Glucuronidation of hydroxylated polychlorinated biphenyls (PCBs).

Polychlorinated biphenyls (PCBs) may be metabolized to hydroxylated compounds. While many of these metabolites are further converted to either the glucuronic acid or the sulfate conjugates by phase II enzymes, which facilitates their excretion, some hydroxylated PCBs persist in the body. This may reflect their inability to be conjugated.
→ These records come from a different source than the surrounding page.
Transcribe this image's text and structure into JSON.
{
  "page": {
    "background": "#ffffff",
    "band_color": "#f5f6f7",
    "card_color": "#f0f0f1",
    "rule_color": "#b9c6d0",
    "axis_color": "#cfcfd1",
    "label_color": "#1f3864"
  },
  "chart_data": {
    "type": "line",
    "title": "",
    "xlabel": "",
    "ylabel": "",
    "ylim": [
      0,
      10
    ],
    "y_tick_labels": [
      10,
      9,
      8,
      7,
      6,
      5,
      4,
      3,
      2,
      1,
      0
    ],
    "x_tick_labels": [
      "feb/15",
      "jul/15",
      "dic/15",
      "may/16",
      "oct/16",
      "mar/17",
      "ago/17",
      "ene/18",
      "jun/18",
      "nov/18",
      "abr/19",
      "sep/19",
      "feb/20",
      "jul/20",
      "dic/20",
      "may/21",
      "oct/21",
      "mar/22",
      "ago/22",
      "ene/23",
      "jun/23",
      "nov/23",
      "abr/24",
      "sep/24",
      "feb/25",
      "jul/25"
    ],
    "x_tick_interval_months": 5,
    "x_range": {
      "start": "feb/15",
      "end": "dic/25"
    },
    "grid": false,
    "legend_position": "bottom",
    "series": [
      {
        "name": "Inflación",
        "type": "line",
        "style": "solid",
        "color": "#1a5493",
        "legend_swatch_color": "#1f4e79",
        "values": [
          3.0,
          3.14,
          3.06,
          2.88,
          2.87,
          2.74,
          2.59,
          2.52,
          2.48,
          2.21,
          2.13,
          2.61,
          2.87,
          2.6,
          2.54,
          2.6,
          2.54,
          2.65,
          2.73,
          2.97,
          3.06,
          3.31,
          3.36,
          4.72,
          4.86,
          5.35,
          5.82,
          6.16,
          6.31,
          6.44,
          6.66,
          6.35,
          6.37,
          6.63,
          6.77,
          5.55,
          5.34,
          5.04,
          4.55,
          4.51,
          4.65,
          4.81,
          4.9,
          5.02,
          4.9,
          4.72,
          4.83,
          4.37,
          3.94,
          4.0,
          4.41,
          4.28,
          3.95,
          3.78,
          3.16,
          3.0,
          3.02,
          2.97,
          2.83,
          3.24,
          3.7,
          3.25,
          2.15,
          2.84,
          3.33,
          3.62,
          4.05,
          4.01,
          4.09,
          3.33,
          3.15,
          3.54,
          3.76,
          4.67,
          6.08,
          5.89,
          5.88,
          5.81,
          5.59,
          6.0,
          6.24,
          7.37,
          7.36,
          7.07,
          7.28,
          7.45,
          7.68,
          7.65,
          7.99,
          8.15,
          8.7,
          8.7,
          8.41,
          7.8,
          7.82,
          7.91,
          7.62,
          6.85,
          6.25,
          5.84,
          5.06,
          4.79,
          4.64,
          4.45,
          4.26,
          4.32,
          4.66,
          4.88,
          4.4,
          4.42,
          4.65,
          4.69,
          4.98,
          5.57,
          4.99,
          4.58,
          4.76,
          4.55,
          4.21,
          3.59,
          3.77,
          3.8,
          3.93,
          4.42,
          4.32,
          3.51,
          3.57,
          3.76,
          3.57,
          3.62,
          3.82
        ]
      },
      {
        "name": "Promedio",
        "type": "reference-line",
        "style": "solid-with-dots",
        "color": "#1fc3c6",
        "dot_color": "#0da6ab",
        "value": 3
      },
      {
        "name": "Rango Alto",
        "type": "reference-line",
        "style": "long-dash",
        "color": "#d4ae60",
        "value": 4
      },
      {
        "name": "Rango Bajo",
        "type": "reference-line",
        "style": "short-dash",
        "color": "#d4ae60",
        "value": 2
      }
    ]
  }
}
A possible role of uridine diphosphate glucuronosyl transferase (UGT) in the elimination of hydroxylated metabolites of PCBs was therefore investigated. Glucuronidation studies of PCB metabolites included ones which are eliminated with relative ease and also ones which are reported to be retained in blood. Liver microsomes, prepared from male Wistar rats treated by intraperitoneal injections of phenobarbital for 3 days (400 micromol/kg/day), were used as the source of UGT. Enzyme kinetics (V(max) and K(m)) were determined for each of the metabolites. The efficiency of glucuronidation (V(max)/K(m)) was found to vary from <3 to 116 microL/min/mg and was dependent on the structure of the metabolites. Substitution of chlorine atoms on the nonhydroxylated ring greatly lowered the V(max) of the enzyme, with substitution in the meta and para positions being least favorable for enzyme activity. Steric hindrance around the hydroxyl group by chlorines on adjacent carbon atoms did not play a major role. A weak relationship between the calculated dihedral angle (planarity), pK(a), log D, and enzyme activity was determined (r(2) < 0.5). However, a stronger relationship for the surface area and surface volume of the molecule was observed (r(2) >or= 0.5). This study explains in part why some PCB metabolites persist in the body.